“Ha il desiderio di cancellare la delusione per queste tre mancate qualificazioni. E c’è anche un altro fattore“. A parlare è Andrea Mancini, attuale direttore sportivo del Cesena e figlio di Roberto, nuovo commissario tecnico della Nazionale italiana scelto da Giovanni Malagò dopo il caso Andrea Pirlo e le dimissioni di Maldini e Leonardo. Mancini è tornato sulla panchina azzurra dopo l’addio del 2023, quando scappò per i soldi dell’Arabia Saudita, Nazionale di cui diventò ct a distanza di meno di un mese dalle dimissioni dalla panchina dell’Italia. “Vuole ripulire l’immagine del suo addio all’Italia”, ha spiegato il figlio Andrea a il Corriere della Sera.

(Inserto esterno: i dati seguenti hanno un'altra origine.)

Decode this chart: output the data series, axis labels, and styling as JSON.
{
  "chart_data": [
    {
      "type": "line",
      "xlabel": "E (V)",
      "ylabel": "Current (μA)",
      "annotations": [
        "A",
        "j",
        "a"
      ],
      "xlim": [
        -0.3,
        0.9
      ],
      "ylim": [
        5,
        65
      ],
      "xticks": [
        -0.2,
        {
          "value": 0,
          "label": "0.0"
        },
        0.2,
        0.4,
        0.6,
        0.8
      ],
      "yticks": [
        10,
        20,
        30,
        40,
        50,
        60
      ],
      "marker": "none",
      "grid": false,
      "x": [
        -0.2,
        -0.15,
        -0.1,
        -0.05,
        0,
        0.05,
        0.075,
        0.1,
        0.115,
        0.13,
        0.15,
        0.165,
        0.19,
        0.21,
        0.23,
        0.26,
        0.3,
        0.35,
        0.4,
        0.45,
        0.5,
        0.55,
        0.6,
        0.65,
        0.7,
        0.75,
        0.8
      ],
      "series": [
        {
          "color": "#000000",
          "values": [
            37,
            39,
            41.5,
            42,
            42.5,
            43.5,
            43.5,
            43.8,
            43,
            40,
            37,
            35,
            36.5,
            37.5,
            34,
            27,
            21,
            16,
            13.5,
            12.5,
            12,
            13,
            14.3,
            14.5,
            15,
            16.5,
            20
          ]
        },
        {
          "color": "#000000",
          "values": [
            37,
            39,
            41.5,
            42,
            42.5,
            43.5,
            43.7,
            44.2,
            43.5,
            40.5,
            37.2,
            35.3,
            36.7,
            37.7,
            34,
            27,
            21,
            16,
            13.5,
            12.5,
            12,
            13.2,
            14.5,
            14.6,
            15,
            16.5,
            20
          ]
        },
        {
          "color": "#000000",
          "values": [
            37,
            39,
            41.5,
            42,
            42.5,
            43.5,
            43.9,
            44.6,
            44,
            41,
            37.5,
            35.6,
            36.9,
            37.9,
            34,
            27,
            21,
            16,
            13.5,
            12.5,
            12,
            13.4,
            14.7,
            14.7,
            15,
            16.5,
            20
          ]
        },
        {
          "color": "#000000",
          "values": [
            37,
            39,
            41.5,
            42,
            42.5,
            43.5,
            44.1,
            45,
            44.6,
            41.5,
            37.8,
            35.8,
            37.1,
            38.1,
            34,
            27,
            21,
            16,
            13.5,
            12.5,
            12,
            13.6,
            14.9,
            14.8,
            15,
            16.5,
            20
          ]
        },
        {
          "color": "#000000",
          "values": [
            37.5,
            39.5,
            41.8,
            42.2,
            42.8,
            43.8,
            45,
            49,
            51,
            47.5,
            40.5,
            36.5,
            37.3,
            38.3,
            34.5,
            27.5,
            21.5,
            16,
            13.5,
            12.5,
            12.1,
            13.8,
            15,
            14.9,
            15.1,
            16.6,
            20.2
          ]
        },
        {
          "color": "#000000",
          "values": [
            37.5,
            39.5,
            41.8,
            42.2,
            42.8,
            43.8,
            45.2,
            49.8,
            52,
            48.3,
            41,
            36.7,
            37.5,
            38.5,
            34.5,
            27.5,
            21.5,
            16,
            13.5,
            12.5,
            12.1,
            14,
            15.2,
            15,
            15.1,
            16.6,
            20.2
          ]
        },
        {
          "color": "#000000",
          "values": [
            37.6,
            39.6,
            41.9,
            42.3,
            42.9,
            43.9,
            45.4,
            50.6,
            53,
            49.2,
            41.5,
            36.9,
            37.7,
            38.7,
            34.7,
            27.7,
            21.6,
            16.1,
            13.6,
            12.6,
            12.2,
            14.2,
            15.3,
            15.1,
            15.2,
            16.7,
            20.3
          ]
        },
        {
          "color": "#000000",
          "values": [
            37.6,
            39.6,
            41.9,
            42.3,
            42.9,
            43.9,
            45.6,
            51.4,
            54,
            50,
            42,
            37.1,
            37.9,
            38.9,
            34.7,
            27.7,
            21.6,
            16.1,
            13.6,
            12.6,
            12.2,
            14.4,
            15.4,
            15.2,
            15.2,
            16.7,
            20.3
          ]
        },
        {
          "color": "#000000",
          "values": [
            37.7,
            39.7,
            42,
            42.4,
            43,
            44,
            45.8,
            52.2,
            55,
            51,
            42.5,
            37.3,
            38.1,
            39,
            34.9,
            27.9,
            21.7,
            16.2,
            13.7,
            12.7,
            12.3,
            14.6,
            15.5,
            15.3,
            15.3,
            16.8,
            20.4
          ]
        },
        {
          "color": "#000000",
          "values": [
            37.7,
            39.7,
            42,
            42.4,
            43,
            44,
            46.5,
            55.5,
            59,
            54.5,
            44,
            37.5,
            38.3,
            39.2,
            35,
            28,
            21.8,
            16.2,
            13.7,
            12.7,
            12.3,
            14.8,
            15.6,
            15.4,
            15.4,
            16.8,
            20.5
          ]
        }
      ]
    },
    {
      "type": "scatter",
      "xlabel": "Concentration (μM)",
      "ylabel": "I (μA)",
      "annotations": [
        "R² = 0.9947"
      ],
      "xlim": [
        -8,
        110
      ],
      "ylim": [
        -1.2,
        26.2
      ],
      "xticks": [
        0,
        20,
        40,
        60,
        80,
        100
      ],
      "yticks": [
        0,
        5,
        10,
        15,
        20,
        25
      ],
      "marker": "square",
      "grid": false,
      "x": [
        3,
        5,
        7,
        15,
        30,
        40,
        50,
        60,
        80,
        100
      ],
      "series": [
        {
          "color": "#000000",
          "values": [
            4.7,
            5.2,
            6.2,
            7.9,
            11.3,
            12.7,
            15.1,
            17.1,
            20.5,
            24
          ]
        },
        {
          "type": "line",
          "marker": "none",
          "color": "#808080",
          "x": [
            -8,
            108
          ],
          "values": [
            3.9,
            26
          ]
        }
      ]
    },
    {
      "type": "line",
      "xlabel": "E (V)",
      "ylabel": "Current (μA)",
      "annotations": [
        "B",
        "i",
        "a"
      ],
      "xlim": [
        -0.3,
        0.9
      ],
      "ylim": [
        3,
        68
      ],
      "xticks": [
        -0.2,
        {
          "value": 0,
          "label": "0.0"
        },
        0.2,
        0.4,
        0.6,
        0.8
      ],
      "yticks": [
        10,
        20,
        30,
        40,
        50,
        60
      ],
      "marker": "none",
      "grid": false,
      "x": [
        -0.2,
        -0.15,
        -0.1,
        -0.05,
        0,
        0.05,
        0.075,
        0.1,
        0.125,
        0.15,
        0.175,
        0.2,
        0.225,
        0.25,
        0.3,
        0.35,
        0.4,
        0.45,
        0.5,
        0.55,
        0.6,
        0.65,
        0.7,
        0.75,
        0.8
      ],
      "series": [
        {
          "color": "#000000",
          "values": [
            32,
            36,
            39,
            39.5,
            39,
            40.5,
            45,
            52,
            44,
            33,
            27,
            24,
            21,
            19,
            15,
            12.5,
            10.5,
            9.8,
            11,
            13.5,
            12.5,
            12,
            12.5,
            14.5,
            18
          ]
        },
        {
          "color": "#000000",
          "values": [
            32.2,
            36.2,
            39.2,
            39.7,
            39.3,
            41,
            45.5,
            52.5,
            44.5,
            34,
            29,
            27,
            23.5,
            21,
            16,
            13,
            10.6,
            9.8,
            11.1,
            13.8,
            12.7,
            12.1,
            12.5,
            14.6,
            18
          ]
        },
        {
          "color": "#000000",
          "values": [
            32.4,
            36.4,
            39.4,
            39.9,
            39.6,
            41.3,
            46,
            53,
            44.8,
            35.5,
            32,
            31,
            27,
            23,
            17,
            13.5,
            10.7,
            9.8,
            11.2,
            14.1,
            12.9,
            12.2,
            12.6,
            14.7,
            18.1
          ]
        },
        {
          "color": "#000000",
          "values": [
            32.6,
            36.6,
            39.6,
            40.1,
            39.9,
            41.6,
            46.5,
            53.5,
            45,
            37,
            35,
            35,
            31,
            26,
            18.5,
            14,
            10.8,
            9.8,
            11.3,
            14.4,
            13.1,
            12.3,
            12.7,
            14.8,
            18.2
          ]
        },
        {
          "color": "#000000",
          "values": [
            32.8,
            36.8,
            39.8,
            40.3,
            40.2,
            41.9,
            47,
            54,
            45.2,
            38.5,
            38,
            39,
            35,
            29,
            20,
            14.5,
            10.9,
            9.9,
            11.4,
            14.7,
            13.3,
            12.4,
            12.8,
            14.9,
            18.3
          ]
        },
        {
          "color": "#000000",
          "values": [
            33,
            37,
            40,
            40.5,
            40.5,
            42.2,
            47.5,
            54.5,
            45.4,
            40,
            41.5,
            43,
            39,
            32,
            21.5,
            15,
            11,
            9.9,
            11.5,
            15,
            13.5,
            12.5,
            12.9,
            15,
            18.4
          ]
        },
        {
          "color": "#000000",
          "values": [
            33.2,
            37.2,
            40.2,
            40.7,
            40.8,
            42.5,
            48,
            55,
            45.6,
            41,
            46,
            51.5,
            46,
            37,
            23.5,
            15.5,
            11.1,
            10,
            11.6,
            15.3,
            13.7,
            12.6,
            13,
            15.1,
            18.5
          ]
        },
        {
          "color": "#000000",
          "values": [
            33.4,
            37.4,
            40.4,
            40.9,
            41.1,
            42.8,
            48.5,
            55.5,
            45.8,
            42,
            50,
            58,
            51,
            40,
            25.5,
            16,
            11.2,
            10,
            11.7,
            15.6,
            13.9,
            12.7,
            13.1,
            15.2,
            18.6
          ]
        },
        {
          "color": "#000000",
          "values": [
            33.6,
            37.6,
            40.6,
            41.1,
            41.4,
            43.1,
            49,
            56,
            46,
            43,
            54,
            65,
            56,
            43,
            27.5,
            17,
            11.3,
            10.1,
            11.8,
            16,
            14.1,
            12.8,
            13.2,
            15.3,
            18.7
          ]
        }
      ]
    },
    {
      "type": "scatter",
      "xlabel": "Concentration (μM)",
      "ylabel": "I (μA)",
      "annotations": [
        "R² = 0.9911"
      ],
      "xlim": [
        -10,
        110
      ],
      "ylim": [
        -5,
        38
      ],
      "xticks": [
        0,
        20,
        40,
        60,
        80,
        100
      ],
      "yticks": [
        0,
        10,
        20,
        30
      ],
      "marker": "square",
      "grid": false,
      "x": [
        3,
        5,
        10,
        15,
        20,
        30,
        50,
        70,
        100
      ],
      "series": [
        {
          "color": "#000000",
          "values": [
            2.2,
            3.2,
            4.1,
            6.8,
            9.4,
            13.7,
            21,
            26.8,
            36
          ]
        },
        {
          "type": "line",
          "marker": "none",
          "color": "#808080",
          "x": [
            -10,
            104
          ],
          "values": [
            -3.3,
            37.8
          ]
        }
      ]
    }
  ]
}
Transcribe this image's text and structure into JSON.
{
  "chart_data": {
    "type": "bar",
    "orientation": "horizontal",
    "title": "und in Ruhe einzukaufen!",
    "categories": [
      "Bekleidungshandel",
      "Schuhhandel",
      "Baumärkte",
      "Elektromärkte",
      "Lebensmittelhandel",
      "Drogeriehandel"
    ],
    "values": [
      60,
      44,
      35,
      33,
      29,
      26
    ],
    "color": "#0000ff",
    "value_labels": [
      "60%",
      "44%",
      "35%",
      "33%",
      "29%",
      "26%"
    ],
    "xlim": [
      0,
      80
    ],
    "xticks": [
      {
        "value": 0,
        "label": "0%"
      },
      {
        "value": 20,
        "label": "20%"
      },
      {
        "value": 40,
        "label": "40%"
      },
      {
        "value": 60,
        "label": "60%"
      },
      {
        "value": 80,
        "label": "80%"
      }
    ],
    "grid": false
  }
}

Una scelta che fece e fa discutere tanto, come testimoniano le tante critiche ricevute tre anni fa e che oggi non si sono ancora placate: “Quelle ci sono e ci saranno sempre. Fanno parte di questo mondo e devi accettarle facendo questo lavoro. Nella vita e nel calcio non si può piacere a tutti. Alla fine sarà il campo a parlare, è l’unico e vero giudice di questo sport”, ha proseguito il figlio. Oggi è prevista la conferenza stampa di presentazione di Mancini insieme a Claudio Ranieri, che è il nuovo direttore tecnico e del Club Italia scelto da Malagò. Tutto arrivato in maniera abbastanza rapida, anche se Mancini era il prescelto di Malagò sin dalla sua elezione, prima dell’arrivo di Maldini e Leonardo: “In realtà l’abbiamo saputo solo ieri. La direzione sembrava un’altra. Poi nel fine settimana è cambiato tutto e le possibilità sono aumentate. Con l’annuncio di Malagò è arrivata la certezza”.